Scientists discover the “birthplace” of gold-rich stars

A team of researchers from the University of Notre Dame and Tohoku University has revealed the “birthplace” of the so-called stars, which are rich in gold.

“Gold-rich” stars are defined as stars that contain an abundance of heavy elements other than iron, including the “jewelry store elements” gold and platinum, according to research published in the monthly journal the Royal Astronomical Society.

Scientists have discovered hundreds of gold-rich stars with the latest telescopes around the world, and the mystery about them is when, where and how these stars formed in the history of the Milky Way, the galaxy in which we live, according to the RT report.

The team found that most of the gold-rich stars formed in small progenitor galaxies of the Milky Way more than 10 billion years ago, shedding light on the stars’ past for the first time.

In order to reach this conclusion, the team traced the formation of the Milky Way from the Big Bang to the present with numerical simulations.

This simulation has the highest temporal resolution achieved to date – and can accurately determine the cycle of star-forming materials in the Milky Way.

The simulation was produced over several months using the ATERUI II supercomputer at the Computational Science Center at the National Astronomical Observatory of Japan.

The simulation enabled the researchers to analyze the formation of gold-rich stars in the Milky Way for the first time, and the standard cosmology used by the simulation predicts that the Milky Way grew by the accumulation and merger of young progenitor galaxies.

The simulation data revealed that some of the progenitor galaxies, which existed more than 10 billion years ago, contained large amounts of the heaviest elements.

Elements heavier than iron, such as gold and platinum, come from a type of neutron star merger (when the cores of two dying stars collide), known as fast neutron capture (R-process), which is thought to be common in small galaxies.

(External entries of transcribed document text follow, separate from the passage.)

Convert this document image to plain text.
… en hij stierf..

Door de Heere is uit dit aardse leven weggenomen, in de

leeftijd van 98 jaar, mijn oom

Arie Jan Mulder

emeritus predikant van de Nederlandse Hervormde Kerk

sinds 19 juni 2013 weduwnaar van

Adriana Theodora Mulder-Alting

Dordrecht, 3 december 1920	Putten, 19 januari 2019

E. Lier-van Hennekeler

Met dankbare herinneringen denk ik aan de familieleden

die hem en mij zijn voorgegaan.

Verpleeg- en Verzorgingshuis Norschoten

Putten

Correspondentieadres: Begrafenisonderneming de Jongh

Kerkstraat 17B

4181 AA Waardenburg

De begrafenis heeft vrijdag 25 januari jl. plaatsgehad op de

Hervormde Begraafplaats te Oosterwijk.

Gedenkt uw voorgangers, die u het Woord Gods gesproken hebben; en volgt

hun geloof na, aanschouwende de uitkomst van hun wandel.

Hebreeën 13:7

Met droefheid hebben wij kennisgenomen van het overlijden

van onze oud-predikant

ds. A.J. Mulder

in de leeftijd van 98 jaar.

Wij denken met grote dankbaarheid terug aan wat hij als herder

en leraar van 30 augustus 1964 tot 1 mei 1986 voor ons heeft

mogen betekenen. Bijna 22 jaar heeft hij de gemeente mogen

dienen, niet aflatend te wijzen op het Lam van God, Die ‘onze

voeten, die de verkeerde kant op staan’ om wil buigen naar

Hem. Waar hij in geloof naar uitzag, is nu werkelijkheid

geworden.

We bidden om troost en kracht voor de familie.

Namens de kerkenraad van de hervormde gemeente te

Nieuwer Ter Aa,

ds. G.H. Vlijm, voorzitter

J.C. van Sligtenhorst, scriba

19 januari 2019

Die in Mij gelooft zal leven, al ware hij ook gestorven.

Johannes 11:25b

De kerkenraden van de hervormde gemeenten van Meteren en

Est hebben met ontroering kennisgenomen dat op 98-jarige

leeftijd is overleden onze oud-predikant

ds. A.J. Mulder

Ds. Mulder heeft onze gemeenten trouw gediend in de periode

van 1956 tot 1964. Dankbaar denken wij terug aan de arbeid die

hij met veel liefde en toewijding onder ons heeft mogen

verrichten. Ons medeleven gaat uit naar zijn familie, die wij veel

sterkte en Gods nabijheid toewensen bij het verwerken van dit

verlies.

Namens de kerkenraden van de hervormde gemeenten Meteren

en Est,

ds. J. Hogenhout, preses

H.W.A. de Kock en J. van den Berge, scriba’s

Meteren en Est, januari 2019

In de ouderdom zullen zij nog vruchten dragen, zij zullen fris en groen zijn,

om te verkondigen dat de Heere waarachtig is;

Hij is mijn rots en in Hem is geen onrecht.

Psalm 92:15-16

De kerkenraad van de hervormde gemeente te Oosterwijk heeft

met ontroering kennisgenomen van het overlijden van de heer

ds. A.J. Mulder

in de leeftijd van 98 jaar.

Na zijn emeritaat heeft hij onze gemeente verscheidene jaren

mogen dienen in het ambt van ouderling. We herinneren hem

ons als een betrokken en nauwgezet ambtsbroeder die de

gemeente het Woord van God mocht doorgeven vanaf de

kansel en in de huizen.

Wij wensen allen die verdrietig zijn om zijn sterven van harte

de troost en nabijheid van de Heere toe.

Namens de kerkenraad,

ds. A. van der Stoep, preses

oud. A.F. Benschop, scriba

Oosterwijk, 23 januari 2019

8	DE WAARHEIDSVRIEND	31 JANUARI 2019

Each neutron star merger event, a proven site of heavy element nucleogenesis, increases the abundance of the heaviest elements in these small galaxies.

More specifically, when stars die, they release the heavy elements they created into space where the elements can be recombined into the next generation of objects, just like planets, where new stars incorporate heavy elements from previous generations.

Gold-rich stars formed in these galaxies, and their predicted abundance can be compared with observations of stars today.

Yutaka Hirai, from Tohoku University, says: “Today’s gold-rich stars tell us the history of the Milky Way, we found that most of the gold-rich stars formed in dwarf galaxies more than 10 billion years ago, and these ancient galaxies are the building blocks of the Milky Way, and the results Our findings mean that many of the gold-rich stars we see today are the fossil records of the formation of the Milky Way more than 10 billion years ago.”

He adds: “Comparison with simulations and observations in the Milky Way opens a new avenue for extracting fossil records of stars.